Academic Technology & Networks officials are considering upgrading their security measures following larcenies at their headquarters in Wilson Library.
An IBM Thinkpad model 600 laptop computer was reported stolen from the ATN office Tuesday. According to police reports, the laptop had been taken from the office sometime after Oct. 2.
ATN officials said this was the third computer stolen from the office in two months. "We recognized we were missing some machines from inventory," said Bruce Egan, associate director of the Information Technology Response Center.
Egan said ATN officials have handed the situation over to the police and are awaiting advice on preventive measures.

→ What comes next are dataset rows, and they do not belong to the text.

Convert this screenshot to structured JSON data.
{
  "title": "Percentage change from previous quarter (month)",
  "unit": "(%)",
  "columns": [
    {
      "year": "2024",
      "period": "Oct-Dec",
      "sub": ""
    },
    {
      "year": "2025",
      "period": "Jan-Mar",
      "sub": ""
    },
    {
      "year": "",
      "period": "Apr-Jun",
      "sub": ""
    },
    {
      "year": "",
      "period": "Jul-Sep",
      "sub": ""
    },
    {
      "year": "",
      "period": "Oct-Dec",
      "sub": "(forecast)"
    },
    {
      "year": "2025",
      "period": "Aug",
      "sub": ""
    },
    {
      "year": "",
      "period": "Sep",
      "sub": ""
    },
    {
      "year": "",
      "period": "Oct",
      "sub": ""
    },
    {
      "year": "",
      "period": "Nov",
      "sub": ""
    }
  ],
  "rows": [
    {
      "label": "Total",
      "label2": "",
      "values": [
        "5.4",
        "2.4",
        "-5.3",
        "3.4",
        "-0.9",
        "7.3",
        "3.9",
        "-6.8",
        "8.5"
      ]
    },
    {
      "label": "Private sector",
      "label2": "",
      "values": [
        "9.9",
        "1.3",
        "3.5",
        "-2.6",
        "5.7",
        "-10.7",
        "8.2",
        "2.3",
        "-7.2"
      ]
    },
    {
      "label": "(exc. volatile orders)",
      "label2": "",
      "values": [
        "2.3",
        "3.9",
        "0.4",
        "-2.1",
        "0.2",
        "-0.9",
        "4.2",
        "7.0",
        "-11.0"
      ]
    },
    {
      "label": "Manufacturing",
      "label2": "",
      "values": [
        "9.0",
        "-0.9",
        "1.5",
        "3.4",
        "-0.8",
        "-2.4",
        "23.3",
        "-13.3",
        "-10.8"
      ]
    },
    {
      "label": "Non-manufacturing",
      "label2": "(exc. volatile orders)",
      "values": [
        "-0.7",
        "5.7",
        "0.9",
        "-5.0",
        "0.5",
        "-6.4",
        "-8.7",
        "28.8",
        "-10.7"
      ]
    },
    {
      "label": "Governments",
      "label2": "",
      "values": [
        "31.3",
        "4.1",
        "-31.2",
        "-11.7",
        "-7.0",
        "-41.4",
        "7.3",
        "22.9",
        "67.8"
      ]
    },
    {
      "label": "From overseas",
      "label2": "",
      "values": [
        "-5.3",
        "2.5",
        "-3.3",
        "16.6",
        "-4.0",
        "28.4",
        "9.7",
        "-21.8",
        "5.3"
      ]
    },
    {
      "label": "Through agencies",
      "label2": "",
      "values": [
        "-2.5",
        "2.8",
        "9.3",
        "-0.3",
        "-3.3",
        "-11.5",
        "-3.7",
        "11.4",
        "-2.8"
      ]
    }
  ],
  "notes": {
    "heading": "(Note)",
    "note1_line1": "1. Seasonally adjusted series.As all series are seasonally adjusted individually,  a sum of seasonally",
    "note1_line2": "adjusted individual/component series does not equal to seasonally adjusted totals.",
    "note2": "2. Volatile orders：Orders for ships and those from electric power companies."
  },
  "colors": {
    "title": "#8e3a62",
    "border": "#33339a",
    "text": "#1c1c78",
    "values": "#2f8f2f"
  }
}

Egan said that while there are no indications that an ATN employee committed the larceny, he hasn't ruled out the possibility.
Egan said preventing similar crimes in the future will be difficult considering ATN's high public accessibility. "Given what we do here, it is unfortunately the cost of doing business," he said.

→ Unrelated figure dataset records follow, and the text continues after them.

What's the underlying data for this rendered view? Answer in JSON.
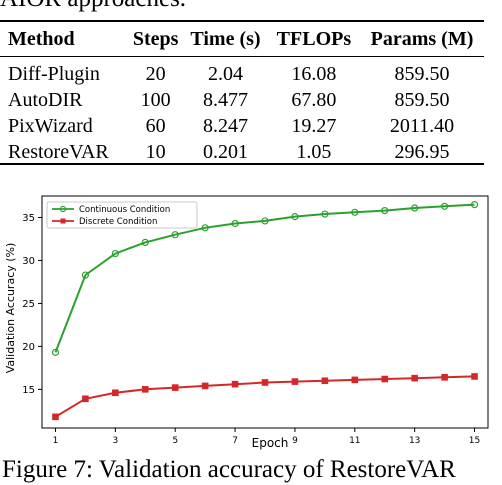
{
  "header_fragment": "AIOR approaches.",
  "table": {
    "columns": [
      "Method",
      "Steps",
      "Time (s)",
      "TFLOPs",
      "Params (M)"
    ],
    "rows": [
      [
        "Diff-Plugin",
        "20",
        "2.04",
        "16.08",
        "859.50"
      ],
      [
        "AutoDIR",
        "100",
        "8.477",
        "67.80",
        "859.50"
      ],
      [
        "PixWizard",
        "60",
        "8.247",
        "19.27",
        "2011.40"
      ],
      [
        "RestoreVAR",
        "10",
        "0.201",
        "1.05",
        "296.95"
      ]
    ]
  },
  "chart_data": {
    "type": "line",
    "xlabel": "Epoch",
    "ylabel": "Validation Accuracy (%)",
    "x": [
      1,
      2,
      3,
      4,
      5,
      6,
      7,
      8,
      9,
      10,
      11,
      12,
      13,
      14,
      15
    ],
    "x_ticks": [
      1,
      3,
      5,
      7,
      9,
      11,
      13,
      15
    ],
    "y_ticks": [
      15,
      20,
      25,
      30,
      35
    ],
    "xlim": [
      0.55,
      15.45
    ],
    "ylim": [
      10.5,
      37.5
    ],
    "grid": false,
    "legend_position": "top-left",
    "series": [
      {
        "name": "Continuous Condition",
        "color": "#2ca02c",
        "marker": "circle",
        "values": [
          19.3,
          28.3,
          30.8,
          32.1,
          33.0,
          33.8,
          34.3,
          34.6,
          35.1,
          35.4,
          35.6,
          35.8,
          36.1,
          36.3,
          36.5
        ]
      },
      {
        "name": "Discrete Condition",
        "color": "#d62728",
        "marker": "square",
        "values": [
          11.8,
          13.9,
          14.6,
          15.0,
          15.2,
          15.4,
          15.6,
          15.8,
          15.9,
          16.0,
          16.1,
          16.2,
          16.3,
          16.4,
          16.5
        ]
      }
    ]
  },
  "caption_fragment": "Figure 7: Validation accuracy of RestoreVAR"
}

But Egan said reworking some of ATN's security standards is top priority. "We are responding by tightening our security measures by monitoring where our equipment is," he said.

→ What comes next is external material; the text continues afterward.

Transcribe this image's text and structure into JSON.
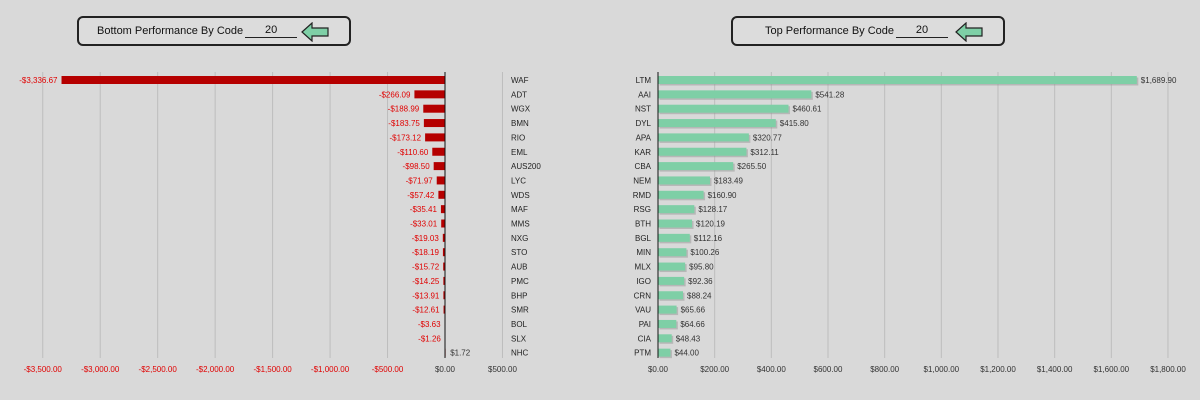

He said the problem for ATN is finding a medium between providing efficient service and keeping security tight.
It is common to find people roaming throughout ATN's headquarters. ATN officials say this is an element of providing adequate service, and that tightening security could affect this aspect.
Director for Computing Policy Jeanne Smythe, who handles much of ATN's security issues, could not give any details about the new measures but said ATN is hoping to improve security. "We certainly reviewed our procedures," she said.
The ATN larceny is just one of many laptop thefts that have occurred on campus this year. An IBM 600X laptop was reported stolen from a resident of Carmichael Residence Hall on Wednesday, and earlier in the school year, a number of computers were stolen from Abernethy Hall and sold on the street.
But University police Maj. Jeff McCracken said he has not observed any unusual activity in comparison to previous years. "Laptops are traditionally a subject of larceny on campus."
McCracken said it is logical to assume that more thefts have occurred because the Carolina Computing Initiative requires all freshmen to own laptops.
But he said there is not enough data yet to evaluate this theory accurately.
Because laptops are conveniently small but extremely valuable, they are a hot target for larceny, Egan said. He encouraged students to avoid theft-friendly practices, such as leaving laptops unattended in the library.
"Students need to be cognizant of the fact that the things that they have with them on campus are very enticing objects to be acquired," Egan said. "It's just like personal safety - be aware of your surroundings."